Esas No: 2013/21783
Karar No: 2014/18296
Karar Tarihi: 23.09.2014
Yargıtay 10. Hukuk Dairesi 2013/21783 Esas 2014/18296 Karar Sayılı İlamı
"İçtihat Metni"
Mahkemesi :Bingöl 1. Asliye Hukuk(İş) Mahkemesi
Tarihi :15.02.2013
No :2012/18-2013/95
Dava, rücuan tazminat istemine ilişkindir.
Mahkemece, ilamında belirtildiği şekilde davanın kabulüne karar verilmiştir.
Hükmün, taraf avukatları tarafından temyiz edilmesi üzerine, temyiz isteklerinin süresinde olduğu anlaşıldıktan ve Tetkik Hâkimi tarafından düzenlenen raporla dosyadaki kâğıtlar okunduktan sonra işin gereği düşünüldü ve aşağıdaki karar tespit edildi.
Davacı Kurum, 17.11.2008 tarihinde geçirdiği iş kazası sonucu sürekli iş göremezlik durumuna giren sigortalıya bağlanan gelirler ile yapılan harcama ve ödemelerden oluşan sosyal sigorta yardımlarının rücuan tahsiline karar verilmesini istemiş olup; Mahkemece, davanın kabulüne karar verilmiştir.
Davanın yasal dayanağı, 5510 sayılı Kanununun 21. maddesidir.
Anılan madde hükmü, sigortalıya ya da ölümü halinde hak sahiplerine bağlanan gelirler ile yapılan harcama ve ödemelerin işverenden rücuan tahsili koşullarını düzenlenmiş olup; işverenin sorumluluğu için, zarara uğrayanın sigortalı olması, zararı meydana getiren olayın iş kazası veya meslek hastalığı niteliğinde bulunması, zararın meydana gelmesinde işverenin kastının veya sigortalının sağlığını koruma ve iş güvenliği mevzuatına aykırı bir hareketinin ve bu hareket ile meydana gelen iş kazası ve meslek hastalığı arasında illiyet bağının bulunması gerekir. Buradan, işverenin, işçilerin sağlığını koruma ve iş güvenliğine ilişkin mevzuatın kendisine yüklediği, objektif olarak mümkün olan tüm tedbirleri alma yükümlülüğünü yerine getirmemesi ve bu nedenle iş kazası veya meslek hastalığı şeklinde sosyal sigorta riskinin gerçekleşmesi halinde, kusur esasına göre meydana gelen zararlardan Sosyal Güvenlik Kurumuna karşı rücuan sorumlu olduğu sonucu çıkarılmaktadır.
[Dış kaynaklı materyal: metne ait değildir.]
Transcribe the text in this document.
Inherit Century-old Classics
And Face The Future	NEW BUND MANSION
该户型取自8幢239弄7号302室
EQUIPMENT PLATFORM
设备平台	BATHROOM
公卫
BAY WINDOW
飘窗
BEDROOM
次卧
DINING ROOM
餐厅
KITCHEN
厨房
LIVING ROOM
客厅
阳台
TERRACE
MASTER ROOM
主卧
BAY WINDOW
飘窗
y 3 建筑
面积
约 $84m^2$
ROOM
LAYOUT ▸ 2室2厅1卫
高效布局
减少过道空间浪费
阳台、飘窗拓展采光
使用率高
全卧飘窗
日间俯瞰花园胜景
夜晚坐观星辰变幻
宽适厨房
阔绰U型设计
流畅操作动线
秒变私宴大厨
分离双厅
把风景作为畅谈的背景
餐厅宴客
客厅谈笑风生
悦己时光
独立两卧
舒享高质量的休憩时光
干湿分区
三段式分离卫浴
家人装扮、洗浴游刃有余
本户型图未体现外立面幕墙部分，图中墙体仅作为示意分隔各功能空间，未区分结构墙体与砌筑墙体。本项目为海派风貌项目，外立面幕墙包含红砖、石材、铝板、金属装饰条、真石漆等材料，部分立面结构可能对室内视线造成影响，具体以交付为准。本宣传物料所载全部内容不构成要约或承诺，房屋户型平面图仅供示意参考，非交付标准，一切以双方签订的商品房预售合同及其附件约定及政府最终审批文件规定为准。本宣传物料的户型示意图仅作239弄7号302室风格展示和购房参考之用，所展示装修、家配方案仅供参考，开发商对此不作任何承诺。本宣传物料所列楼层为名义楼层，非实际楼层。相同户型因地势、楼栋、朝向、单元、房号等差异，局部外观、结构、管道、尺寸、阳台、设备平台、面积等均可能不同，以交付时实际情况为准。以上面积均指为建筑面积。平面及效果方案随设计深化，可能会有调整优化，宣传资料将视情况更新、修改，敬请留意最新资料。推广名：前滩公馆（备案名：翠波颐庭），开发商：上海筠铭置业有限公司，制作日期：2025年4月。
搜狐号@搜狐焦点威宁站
Diğer taraftan, tarafları ve konusu farklı olan sigortalının açtığı tazminat dosyasında verilen karar, rücuan tazminat davalarında kesin hüküm teşkil etmez. Şayet kesinleşmiş ise ancak, güçlü delil niteliğindedir.
Dosya kapsamına göre, derdest olan tazminat dosyasında alınan kusur raporunda davalının % 50, sigortalının % 50 oranında kusurlu bulunduğu, dosyada alınan ilk kusur raporunda davalının % 60, sigortalının %40; ikinci kusur raporunda ise davalının % 70, sigortalının ise % 30 oranında kusurlu bulunduğunun belirtildiği anlaşılmakta olup, kusur raporları arasındaki bariz çelişkinin giderilmediği anlaşılmaktadır.
O halde, Mahkemece yapılacak iş, soyut ifadelere dayanmayan, iş güvenliği mevzuatına göre hangi önlemlerin alınması gerekeceği, bu önlemlerin işverence alınıp alınmadığı ve alınmış önlemlere sigortalı işçinin uyup uymadığı ve dayanağı mevzuat hükümleri ayrıntılarıyla irdelenerek, gerekirse tazminat davasınında sonucu araştırılarak, mevcut çelişkiyi giderecek şekilde, iş kazasının olduğu meslek kolu ile iş ve işçi güvenliği konusunda uzman bilirkişi kurulundan kusur raporu alınarak, hasıl olacak sonuç uyarınca bir karar verilmesi gerekirken, yazılı şekilde hüküm kurulması, usul ve yasaya aykırı olup, bozma nedenidir.
O hâlde, taraf avukatlarının bu yönleri amaçlayan temyiz itirazları kabul edilmeli ve hüküm bozulmalıdır.
SONUÇ : Temyiz edilen hükmün yukarıda açıklanan nedenlerle BOZULMASINA, temyiz harcının istem halinde davalıya iadesine, 23.09.2014 gününde oybirliğiyle karar verildi.